Two more to go! Here’s today’s NaPoWriMo prompt:

Poet and artist Joe Brainard is probably best remembers for his book-length poem/memoir, I Remember. The book consists of a series of statements, all beginning with the phrase “I remember.” Here are a few examples:

I remember the only time I ever saw my mother cry. I was eating apricot pie.

I remember how much I cried seeing South Pacific (the movie) three times.

I remember how good a glass of water can taste after a dish of ice cream.

The specific, sometimes mundane and sometimes zany details of the things Brainard remembers builds up over the course of the book, until you have a good deal of empathy and sympathy for this somewhat odd person that you really feel you’ve gotten to know.

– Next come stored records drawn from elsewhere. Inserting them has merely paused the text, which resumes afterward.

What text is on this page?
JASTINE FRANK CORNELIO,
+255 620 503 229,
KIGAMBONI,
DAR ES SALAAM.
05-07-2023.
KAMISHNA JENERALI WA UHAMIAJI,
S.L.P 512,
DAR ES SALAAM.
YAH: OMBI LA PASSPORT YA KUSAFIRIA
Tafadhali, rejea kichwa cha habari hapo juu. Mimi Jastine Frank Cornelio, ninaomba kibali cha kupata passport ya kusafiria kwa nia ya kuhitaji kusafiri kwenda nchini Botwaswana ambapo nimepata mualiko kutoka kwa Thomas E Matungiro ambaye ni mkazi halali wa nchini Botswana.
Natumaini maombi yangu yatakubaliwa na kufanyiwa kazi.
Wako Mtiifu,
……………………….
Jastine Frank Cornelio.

Today, I’d like to challenge you to write a poem based on things you remember. Try to focus on specific details, and don’t worry about whether the memories are of important events, or are connected to each other. You could start by adopting Brainard’s uniform habit of starting every line with “I remember,” and then you could either cut out all the instances of “I remember,” or leave them all in, or leave just a few in. At any rate, hopefully you’ll wind up with a poem that is heavy on concrete detail, and which uses that detail as its connective tissue.

I remember

Shocking-pink knitting wool
behind a draper’s window covered
with yellow cellophane: my mother said
it was too bright for a jumper.

Shilling blocks of ice cream with
three stripes pink, brown and white:
they were wrapped in cardboard
which we peeled off and licked.

Glass bottles of limeade
standing on the shop floor
engraved with Bon Accord, Aberdeen:
we savoured green fizz at parties.

My brownie uniform and
the smell of its leather belt:
it was important to tie the yellow tie
with a reef knot.

Blue nylon party dresses
and sticky-out-petticoats:
they had to be worn with shoes
painted with Meltonian EasyWhite.

Shoe shops with
brown Start Rites and Clark’s Sandals:
they had an X-ray machine
that made your feet green.

The lash of skipping ropes
in the school playground and
the flash of a shocking-pink jumper:
I was envious of it.

This started with a recollection of the corner shop where I was sent as a child for a shilling block of Walls ice cream; I always wanted a jumper made from the bright pink wool in the window and never got one. I followed on with random recollections of that time, then shaped them into a poem where colours seemed to pop up in every verse. I remember in colour! In my first version, I began each stanza with ‘I remember’ but in my final version I decided it was better to trim it.